Les motifs de tapis puis des tapisseries vont tenir une place importante dans la deuxième moitié du XIXe siècle. Les tapis de papier sont proposés à plat mais aussi drapés dans des compositions de plis dignes des ateliers d’artistes, une des références en matière décorative de cette fin de siècle.

Quant au motif des tapisseries, on n’hésite pas à l’accorder au mobilier à la mode que sont les salles à manger Henri II. On trouve ainsi panneaux, en continu, évoquant des verdures habitées de personnages.
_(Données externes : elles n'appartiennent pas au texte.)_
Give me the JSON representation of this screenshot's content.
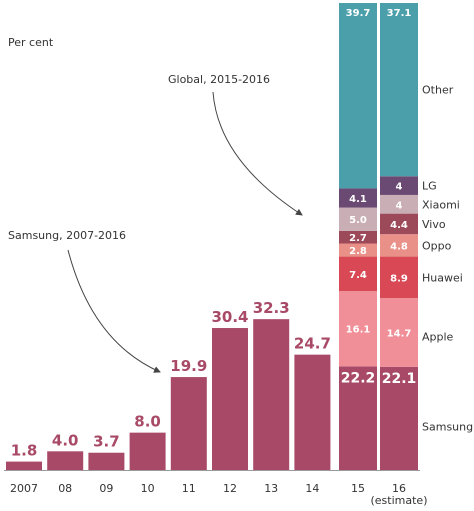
{
  "unit_label": "Per cent",
  "annotations": {
    "global": "Global, 2015-2016",
    "samsung": "Samsung, 2007-2016"
  },
  "chart_data": {
    "type": "bar",
    "ylabel": "Per cent",
    "ylim": [
      0,
      100
    ],
    "samsung_bars": {
      "color": "#a84a67",
      "categories": [
        "2007",
        "08",
        "09",
        "10",
        "11",
        "12",
        "13",
        "14"
      ],
      "values": [
        1.8,
        4.0,
        3.7,
        8.0,
        19.9,
        30.4,
        32.3,
        24.7
      ],
      "labels": [
        "1.8",
        "4.0",
        "3.7",
        "8.0",
        "19.9",
        "30.4",
        "32.3",
        "24.7"
      ]
    },
    "stacked": {
      "categories": [
        "15",
        "16 (estimate)"
      ],
      "category_lines": [
        [
          "15"
        ],
        [
          "16",
          "(estimate)"
        ]
      ],
      "series": [
        {
          "name": "Samsung",
          "color": "#a84a67",
          "values": [
            22.2,
            22.1
          ],
          "labels": [
            "22.2",
            "22.1"
          ]
        },
        {
          "name": "Apple",
          "color": "#f08f97",
          "values": [
            16.1,
            14.7
          ],
          "labels": [
            "16.1",
            "14.7"
          ]
        },
        {
          "name": "Huawei",
          "color": "#d84855",
          "values": [
            7.4,
            8.9
          ],
          "labels": [
            "7.4",
            "8.9"
          ]
        },
        {
          "name": "Oppo",
          "color": "#e99088",
          "values": [
            2.8,
            4.8
          ],
          "labels": [
            "2.8",
            "4.8"
          ]
        },
        {
          "name": "Vivo",
          "color": "#9c4a5a",
          "values": [
            2.7,
            4.4
          ],
          "labels": [
            "2.7",
            "4.4"
          ]
        },
        {
          "name": "Xiaomi",
          "color": "#c9aeb5",
          "values": [
            5.0,
            4
          ],
          "labels": [
            "5.0",
            "4"
          ]
        },
        {
          "name": "LG",
          "color": "#6a4a73",
          "values": [
            4.1,
            4
          ],
          "labels": [
            "4.1",
            "4"
          ]
        },
        {
          "name": "Other",
          "color": "#4a9faa",
          "values": [
            39.7,
            37.1
          ],
          "labels": [
            "39.7",
            "37.1"
          ]
        }
      ]
    }
  }
}
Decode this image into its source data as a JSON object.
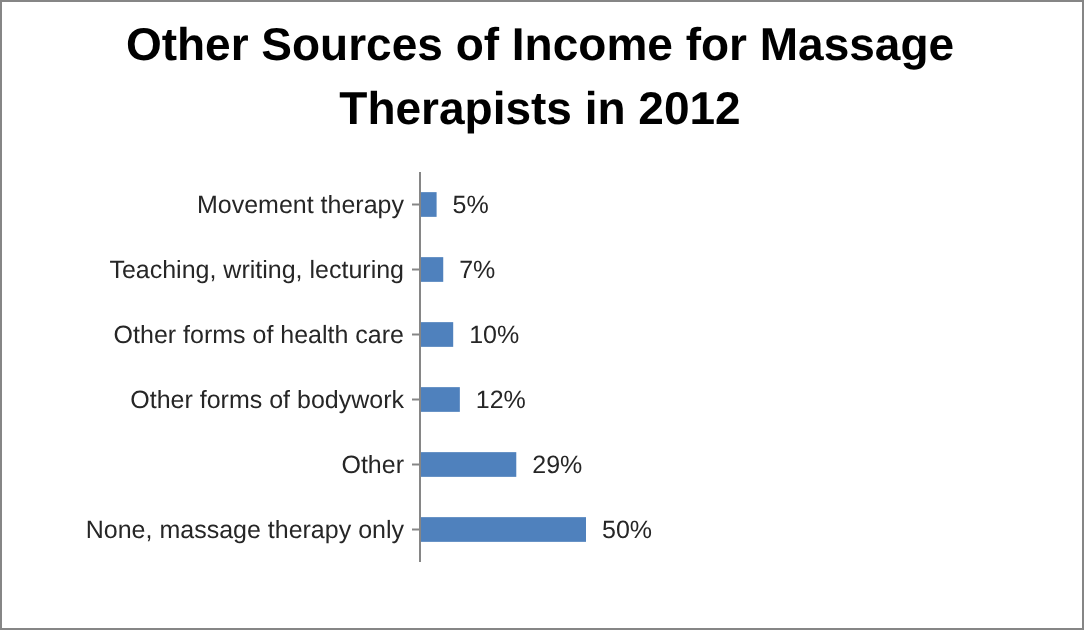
{
  "chart_data": {
    "type": "bar",
    "orientation": "horizontal",
    "title": "Other Sources of Income for Massage Therapists in 2012",
    "categories": [
      "Movement therapy",
      "Teaching, writing, lecturing",
      "Other forms of health care",
      "Other forms of bodywork",
      "Other",
      "None, massage therapy only"
    ],
    "values": [
      5,
      7,
      10,
      12,
      29,
      50
    ],
    "color": "#4f81bd",
    "value_labels": [
      "5%",
      "7%",
      "10%",
      "12%",
      "29%",
      "50%"
    ],
    "tick_labels": "y"
  }
}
Mais aussi des tableaux de Dame à Licorne ou des Grandes chasses de Maximilien. Toute l’influence de William Morris transparaît. Mais l’illusion reste totale car non seulement on retrouve le dessin du tissage mais aussi sa matière grâce au gaufrage du papier, technique introduite en France dans les années 1840.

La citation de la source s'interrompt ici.